Looking for a peaceful summer at a rental cottage by the sea, Betty (Maureen Bennett) finds herself confronting a menagerie of four loony housemates: A babbler in a tennis skirt, a horny airhead surfer, a nervous quiet guy who may be a serial killer, and an older woman who likes to invite derelicts in for sex. Where is Jerry Springer’s booker when you need her?

It’s a recipe for hilarious interplay, while Betty reacts slack-jawed, like that baffled old man in The Pink Panther who takes his chair to the middle of a quiet town square to watch the car chase swirl around him. She is our stand-in, stunned and shocked before the madness in the world.

The 2nd Story troupe is terrific at both the play’s shenanigans and the dimensionality that these potentially cartoonish characters need. Melissa Penick gives great garrulousness as Trudy, refusing to make her a fool as the young woman uses friendliness as a shield to fend off the dangerous reality of people. Trudy is curious enough to check out the album of penis pix that Buck wants to show off. For his part, Sean McConaghy wisely does make him a childish fool instead of a canny one, stupid rather than malicious. "Do you like flavored condoms?" he asks Betty upon meeting her.

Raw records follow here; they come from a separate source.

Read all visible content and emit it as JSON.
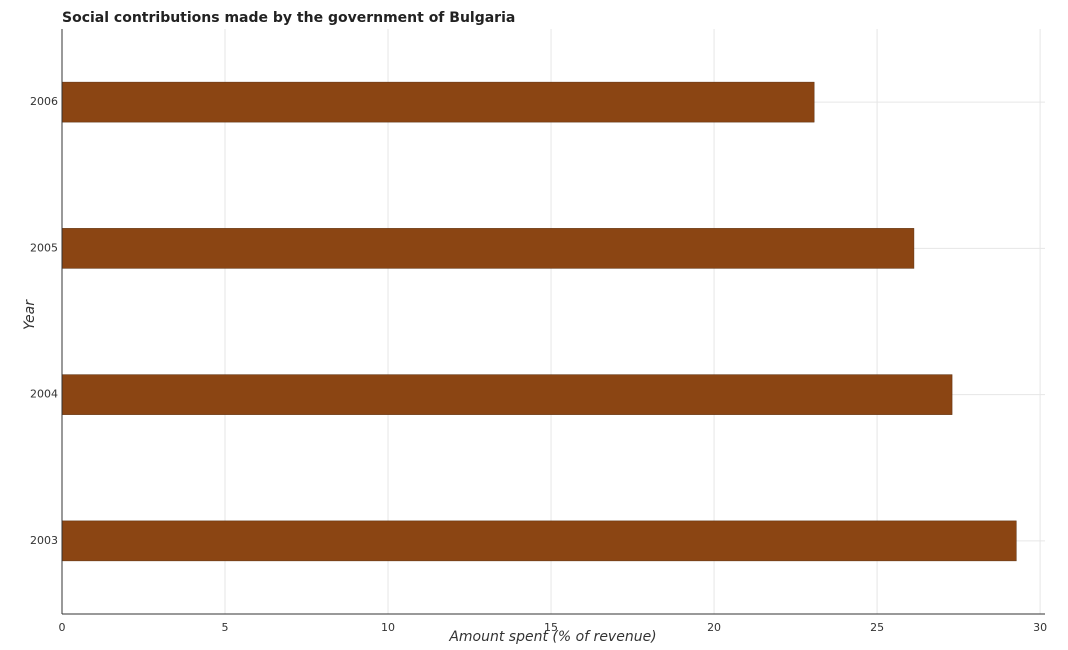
{
  "chart_data": {
    "type": "barh",
    "title": "Social contributions made by the government of Bulgaria",
    "x_label": "Amount spent (% of revenue)",
    "y_label": "Year",
    "categories": [
      "2003",
      "2004",
      "2005",
      "2006"
    ],
    "values": [
      29.27,
      27.3,
      26.13,
      23.07
    ],
    "color": "#8b4513",
    "xlim": [
      0,
      30.15
    ],
    "xticks": [
      0,
      5,
      10,
      15,
      20,
      25,
      30
    ],
    "grid": true
  }
}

The owner of the cottage, Mrs. Seizmagraff, has to move in with the others because, as she chipperly relates, her husband has just died and she has no other place to live. In lime-green slacks, Barbara S. McElroy plays her like a one-woman band, as the playwright makes fun of our automatically accepting such life-grabbing female Zorbas. Mark McLure gives his well-practiced nervous odd-fellow portrayal (hey — let the guy do Hamlet once in a while). His Keith enters with hat boxes he insists contain no heads, and McClure’s well-timed eye aversion subtly steals scenes. The last character, the derelict flasher Mr. Vanislaw, is given eager bawdiness by Vince Pentronio.

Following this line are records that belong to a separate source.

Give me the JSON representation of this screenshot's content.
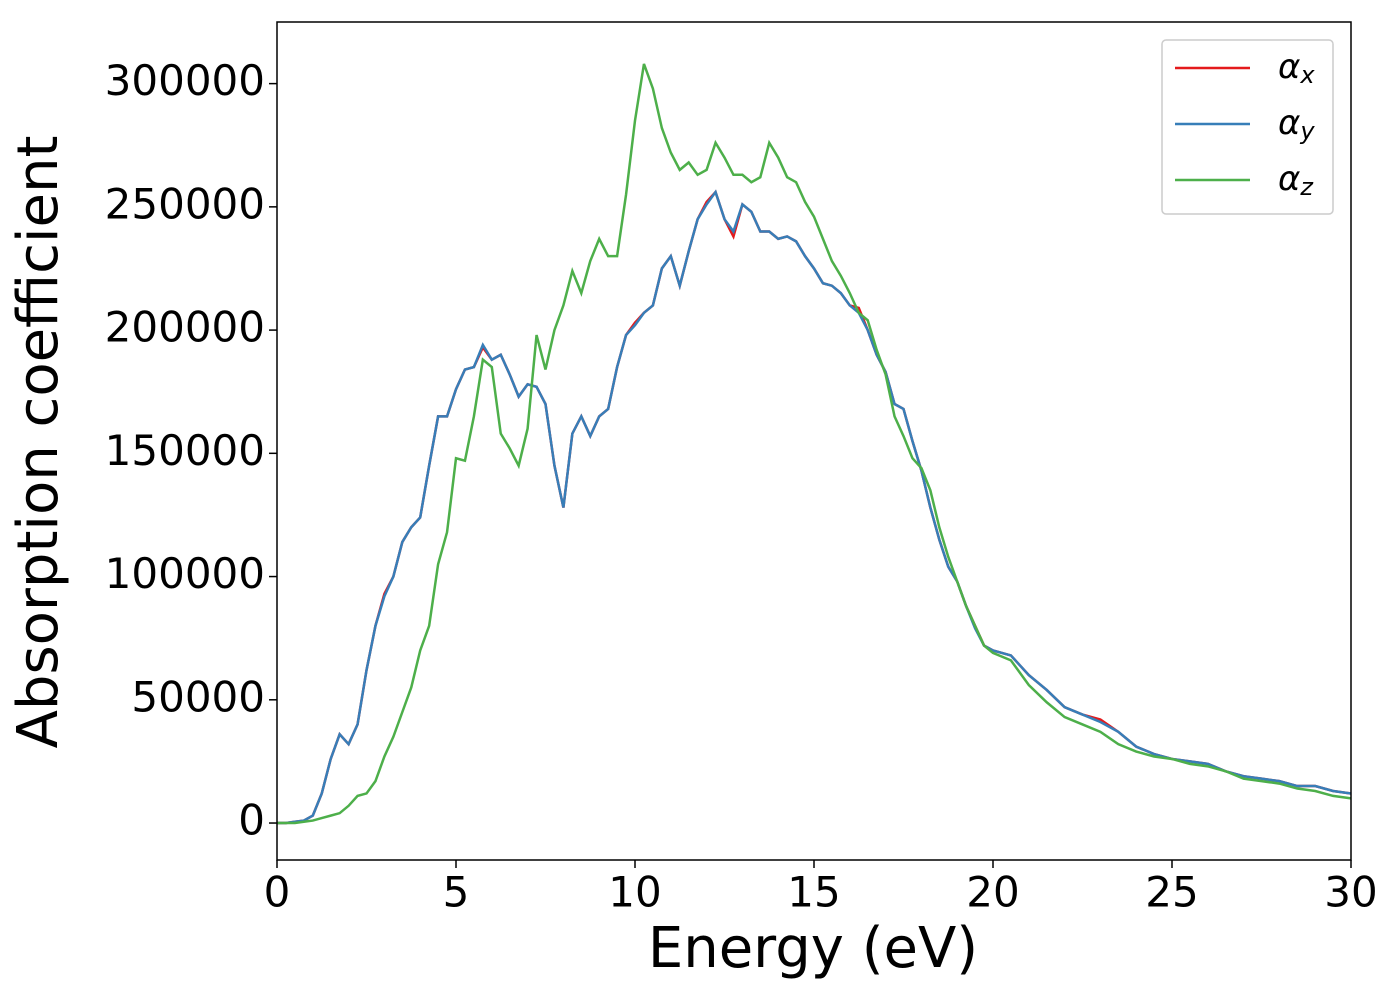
{
  "chart_data": {
    "type": "line",
    "xlabel": "Energy (eV)",
    "ylabel": "Absorption coefficient",
    "xlim": [
      0,
      30
    ],
    "ylim": [
      -15000,
      325000
    ],
    "xticks": [
      0,
      5,
      10,
      15,
      20,
      25,
      30
    ],
    "yticks": [
      0,
      50000,
      100000,
      150000,
      200000,
      250000,
      300000
    ],
    "legend": "upper right",
    "x": [
      0,
      0.25,
      0.5,
      0.75,
      1,
      1.25,
      1.5,
      1.75,
      2,
      2.25,
      2.5,
      2.75,
      3,
      3.25,
      3.5,
      3.75,
      4,
      4.25,
      4.5,
      4.75,
      5,
      5.25,
      5.5,
      5.75,
      6,
      6.25,
      6.5,
      6.75,
      7,
      7.25,
      7.5,
      7.75,
      8,
      8.25,
      8.5,
      8.75,
      9,
      9.25,
      9.5,
      9.75,
      10,
      10.25,
      10.5,
      10.75,
      11,
      11.25,
      11.5,
      11.75,
      12,
      12.25,
      12.5,
      12.75,
      13,
      13.25,
      13.5,
      13.75,
      14,
      14.25,
      14.5,
      14.75,
      15,
      15.25,
      15.5,
      15.75,
      16,
      16.25,
      16.5,
      16.75,
      17,
      17.25,
      17.5,
      17.75,
      18,
      18.25,
      18.5,
      18.75,
      19,
      19.25,
      19.5,
      19.75,
      20,
      20.5,
      21,
      21.5,
      22,
      22.5,
      23,
      23.5,
      24,
      24.5,
      25,
      25.5,
      26,
      26.5,
      27,
      27.5,
      28,
      28.5,
      29,
      29.5,
      30
    ],
    "series": [
      {
        "name": "αx",
        "color": "#e41a1c",
        "values": [
          0,
          0,
          500,
          1000,
          3000,
          12000,
          26000,
          36000,
          32000,
          40000,
          62000,
          80000,
          93000,
          100000,
          114000,
          120000,
          124000,
          145000,
          165000,
          165000,
          176000,
          184000,
          185000,
          193000,
          188000,
          190000,
          182000,
          173000,
          178000,
          177000,
          170000,
          145000,
          128000,
          158000,
          165000,
          157000,
          165000,
          168000,
          185000,
          198000,
          203000,
          207000,
          210000,
          225000,
          230000,
          218000,
          232000,
          245000,
          252000,
          256000,
          245000,
          238000,
          251000,
          248000,
          240000,
          240000,
          237000,
          238000,
          236000,
          230000,
          225000,
          219000,
          218000,
          215000,
          210000,
          209000,
          200000,
          190000,
          183000,
          170000,
          168000,
          155000,
          143000,
          128000,
          115000,
          104000,
          98000,
          88000,
          80000,
          72000,
          70000,
          68000,
          60000,
          54000,
          47000,
          44000,
          42000,
          37000,
          31000,
          28000,
          26000,
          25000,
          24000,
          21000,
          19000,
          18000,
          17000,
          15000,
          15000,
          13000,
          12000
        ]
      },
      {
        "name": "αy",
        "color": "#377eb8",
        "values": [
          0,
          0,
          500,
          1000,
          3000,
          12000,
          26000,
          36000,
          32000,
          40000,
          62000,
          80000,
          92000,
          100000,
          114000,
          120000,
          124000,
          145000,
          165000,
          165000,
          176000,
          184000,
          185000,
          194000,
          188000,
          190000,
          182000,
          173000,
          178000,
          177000,
          170000,
          145000,
          128000,
          158000,
          165000,
          157000,
          165000,
          168000,
          185000,
          198000,
          202000,
          207000,
          210000,
          225000,
          230000,
          218000,
          232000,
          245000,
          251000,
          256000,
          245000,
          240000,
          251000,
          248000,
          240000,
          240000,
          237000,
          238000,
          236000,
          230000,
          225000,
          219000,
          218000,
          215000,
          210000,
          207000,
          200000,
          190000,
          183000,
          170000,
          168000,
          155000,
          143000,
          128000,
          115000,
          104000,
          98000,
          88000,
          79000,
          72000,
          70000,
          68000,
          60000,
          54000,
          47000,
          44000,
          41000,
          37000,
          31000,
          28000,
          26000,
          25000,
          24000,
          21000,
          19000,
          18000,
          17000,
          15000,
          15000,
          13000,
          12000
        ]
      },
      {
        "name": "αz",
        "color": "#4daf4a",
        "values": [
          0,
          0,
          0,
          500,
          1000,
          2000,
          3000,
          4000,
          7000,
          11000,
          12000,
          17000,
          27000,
          35000,
          45000,
          55000,
          70000,
          80000,
          105000,
          118000,
          148000,
          147000,
          165000,
          188000,
          185000,
          158000,
          152000,
          145000,
          160000,
          198000,
          184000,
          200000,
          210000,
          224000,
          215000,
          228000,
          237000,
          230000,
          230000,
          255000,
          285000,
          308000,
          298000,
          282000,
          272000,
          265000,
          268000,
          263000,
          265000,
          276000,
          270000,
          263000,
          263000,
          260000,
          262000,
          276000,
          270000,
          262000,
          260000,
          252000,
          246000,
          237000,
          228000,
          222000,
          215000,
          207000,
          204000,
          192000,
          182000,
          165000,
          157000,
          148000,
          144000,
          135000,
          120000,
          108000,
          98000,
          88000,
          80000,
          72000,
          69000,
          66000,
          56000,
          49000,
          43000,
          40000,
          37000,
          32000,
          29000,
          27000,
          26000,
          24000,
          23000,
          21000,
          18000,
          17000,
          16000,
          14000,
          13000,
          11000,
          10000
        ]
      }
    ]
  }
}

Under director Ed Shea’s sure hand, the actors fine-tune their performances skillfully. None more so than Bennett’s Betty, who walks a fine line between Olive Oyl fright poses and realistic responses. A comical Macaulay Culkin scream face morphs into Edvard Munch’s "The Cry."

Durang has always tried to trick us into complicity with people and attitudes we scorn, simply by getting us to laugh before we think. The thing is, that doesn’t make us realize we’re capable of cruelty and insensitivity, only that that we’re wired to laugh more readily than to cogitate. (Honestly, Christopher, when a man slips on a banana peel, do you think concussion?)

In Betty’s Summer Vacation, Durang finally found a more theatrically effective device than to set us up and go "gotcha." As Bertolt Brecht discovered and practiced, keeping us aware that we are watching a play, not getting us to lose ourselves in a dream world, leaves our critical faculties intact. We remain rational observers, not dupes.

Durang does this by providing an outlandish Greek chorus. At first they are a laugh track that startles the characters; then they are voices from the ceiling, sometimes perfunctorily apologizing for why they’re laughing, such as for sexual titillation. They grow increasingly talkative, insistent, then ominous. "Entertain us!," they shriek. Perform a Court TV murder trial or else, they demand of the characters, two of whom at that point are dripping with blood. Eventually they physically enter the world of these horrific misfits, as Jim Sullivan, Gayle Hanrahan, and Wayne Kneeland slouch and laugh and menace, snarls just a disappointment away.

They are the increasingly jaded reality TV audience around us, and we are allowed — instead of tricked — to join them as they guffaw at horrendous occurrences. With no moral center, this nation forgives any barbarity amiably apologized for. Mrs. Seizmagraff is given the core observation of the play. There was a time, she relates, when hazed sorority pledges were shown writhing worms, then were blindfolded and made to eat cold spaghetti. Such a difference nowadays, she says, when their tormentors don’t have the decency to replace the worms.

Wonderful play, marvelously executed.

Know, though, that this may very well be a minority report. My two companions were not won over. One found Durang’s style too heavy-handed and the other observed that "reality sucks enough as it is." So be prepared. The smarty-pants playwright may have come a long way but, like the matters he rails at through a clenched grin, he can be hard to take.